I have been looking for this article since this thread started. I had read it awhile ago, by Allen Repashy.

I don't know if anyone else has read this, but can you give me your thoughts on it please???
This certainly is very intriguing; however, there is one small factor that was overlooked. Some species of cockroach (I'm not sure if Blaptica do this but Parcoblatta and some others do) will actually excrete urital pellets separate from their normal poop. These pellets are white-ish and are a sort of external reserve of nitrogen; when the roach needs extra nitrogen that its bacteroids can't produce, they will eat these pellets to access more. If Blaptica dubia in fact produces these pellets, then there must be something else going on when sudden mass die-offs occur.

 
Thank you for replying on it Kyle.. The Feeder Food issue has always been of interest to me. I read this link that was from above in this post http://www.geckosunlimited.com/community/feeders-food-nutrition/49403-feeder-insect-diets-gutload.html And found that the mix for Cricket/roach just seems odd to me, using all flour and some yeast. Sounds good for the bugs, but what about the animals you are feeding the bugs too? And their feeder mix.. to feed 24 hours before, with the paprika as added beta carotene just seems weird, since Paprika is technically a nut.. and nuts are bad for bugs! I dehydrate carrots for added BC.

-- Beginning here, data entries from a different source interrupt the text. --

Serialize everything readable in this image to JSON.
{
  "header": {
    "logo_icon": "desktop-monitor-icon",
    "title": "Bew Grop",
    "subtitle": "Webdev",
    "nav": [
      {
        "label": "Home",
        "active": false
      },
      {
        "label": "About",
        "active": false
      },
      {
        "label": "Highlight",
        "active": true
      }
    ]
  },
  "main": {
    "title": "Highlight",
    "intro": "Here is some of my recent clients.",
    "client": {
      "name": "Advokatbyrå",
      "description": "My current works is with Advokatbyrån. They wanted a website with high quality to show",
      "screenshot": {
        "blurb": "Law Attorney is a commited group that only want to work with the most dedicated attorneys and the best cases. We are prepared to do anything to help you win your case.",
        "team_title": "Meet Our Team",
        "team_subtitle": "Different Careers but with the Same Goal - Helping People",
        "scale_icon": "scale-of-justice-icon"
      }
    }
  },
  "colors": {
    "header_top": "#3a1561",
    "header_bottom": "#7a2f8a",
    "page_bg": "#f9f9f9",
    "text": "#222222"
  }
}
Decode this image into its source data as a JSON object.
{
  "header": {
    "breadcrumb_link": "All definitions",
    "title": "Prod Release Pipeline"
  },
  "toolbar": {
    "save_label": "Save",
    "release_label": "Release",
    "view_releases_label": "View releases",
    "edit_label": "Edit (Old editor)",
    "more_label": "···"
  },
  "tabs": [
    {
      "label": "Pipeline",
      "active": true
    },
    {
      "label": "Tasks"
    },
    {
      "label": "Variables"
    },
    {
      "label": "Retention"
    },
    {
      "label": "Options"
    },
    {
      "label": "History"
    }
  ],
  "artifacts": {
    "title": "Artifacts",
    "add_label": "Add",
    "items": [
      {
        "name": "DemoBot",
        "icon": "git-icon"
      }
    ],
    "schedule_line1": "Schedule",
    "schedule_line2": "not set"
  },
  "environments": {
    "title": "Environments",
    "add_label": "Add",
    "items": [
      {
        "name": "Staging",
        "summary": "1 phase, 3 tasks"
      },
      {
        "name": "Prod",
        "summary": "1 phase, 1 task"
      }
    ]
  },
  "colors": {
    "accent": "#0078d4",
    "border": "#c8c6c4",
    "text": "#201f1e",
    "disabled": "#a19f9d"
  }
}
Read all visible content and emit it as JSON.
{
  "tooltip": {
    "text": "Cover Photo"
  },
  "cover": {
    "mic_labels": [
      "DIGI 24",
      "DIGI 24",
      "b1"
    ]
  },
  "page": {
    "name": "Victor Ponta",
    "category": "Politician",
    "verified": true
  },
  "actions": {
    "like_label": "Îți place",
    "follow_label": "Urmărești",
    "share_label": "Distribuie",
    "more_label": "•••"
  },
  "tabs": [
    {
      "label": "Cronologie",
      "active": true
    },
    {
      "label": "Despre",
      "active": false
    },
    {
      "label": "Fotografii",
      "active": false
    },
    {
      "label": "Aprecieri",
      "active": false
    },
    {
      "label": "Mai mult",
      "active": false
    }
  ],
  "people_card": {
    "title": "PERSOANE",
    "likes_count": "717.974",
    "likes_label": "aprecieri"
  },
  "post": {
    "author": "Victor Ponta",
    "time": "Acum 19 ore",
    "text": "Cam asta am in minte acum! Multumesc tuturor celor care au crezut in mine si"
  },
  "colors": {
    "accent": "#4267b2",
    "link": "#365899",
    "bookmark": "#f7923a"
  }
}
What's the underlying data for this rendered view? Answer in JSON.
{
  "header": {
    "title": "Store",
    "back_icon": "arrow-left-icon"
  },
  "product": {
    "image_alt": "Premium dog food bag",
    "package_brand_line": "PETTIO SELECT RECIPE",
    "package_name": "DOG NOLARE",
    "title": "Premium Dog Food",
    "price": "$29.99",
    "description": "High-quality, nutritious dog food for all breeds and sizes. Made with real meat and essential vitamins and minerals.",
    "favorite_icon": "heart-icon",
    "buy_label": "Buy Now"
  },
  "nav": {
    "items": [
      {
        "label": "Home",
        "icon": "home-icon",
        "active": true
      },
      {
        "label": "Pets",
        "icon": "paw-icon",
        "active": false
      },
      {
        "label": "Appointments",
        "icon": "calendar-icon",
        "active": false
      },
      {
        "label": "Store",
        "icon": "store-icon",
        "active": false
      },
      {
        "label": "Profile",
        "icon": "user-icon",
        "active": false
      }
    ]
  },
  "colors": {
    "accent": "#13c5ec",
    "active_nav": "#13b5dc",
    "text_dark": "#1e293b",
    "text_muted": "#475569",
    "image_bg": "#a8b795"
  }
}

I just don't know. I don't mind putting in extra effort and time with the food for the bugs. Actually, I enjoy it! :) So to go to great lengths to make something with proper nutrition and all that good stuff, is fine with me. Maybe I am over analyzing the entire thing, and AM doing more than I need to. I just wish there was a happy medium.. here.. use this.. this and this.. and you got the best food for feeders and for the animals you feed them too.

 
If there is one "best for everything" food out there it is probably either fish pellets or chicken egg laying crumbles; I'd imagine a mix of the two would create the best feeder roach diet with the least amount of hassle and monetary loss to the breeder.

 
If there is one "best for everything" food out there it is probably either fish pellets or chicken egg laying crumbles; I'd imagine a mix of the two would create the best feeder roach diet with the least amount of hassle and monetary loss to the breeder.
Thank you! I used to use the chicken feed for my meal worms. I will see if I can find some around here. I do use the fish pellets. Now is a good time to look for them, when outside ponds are getting close to being wintered, and fish food goes on sale. Is there a particular one that you have found they like? I have bought Koi pellets, Cichlid Pellets, Regular fish pellets and fish sticks. What do you think about the box turtle food? I have bought a little of that to see if they like it, but I don't see them eating any of it.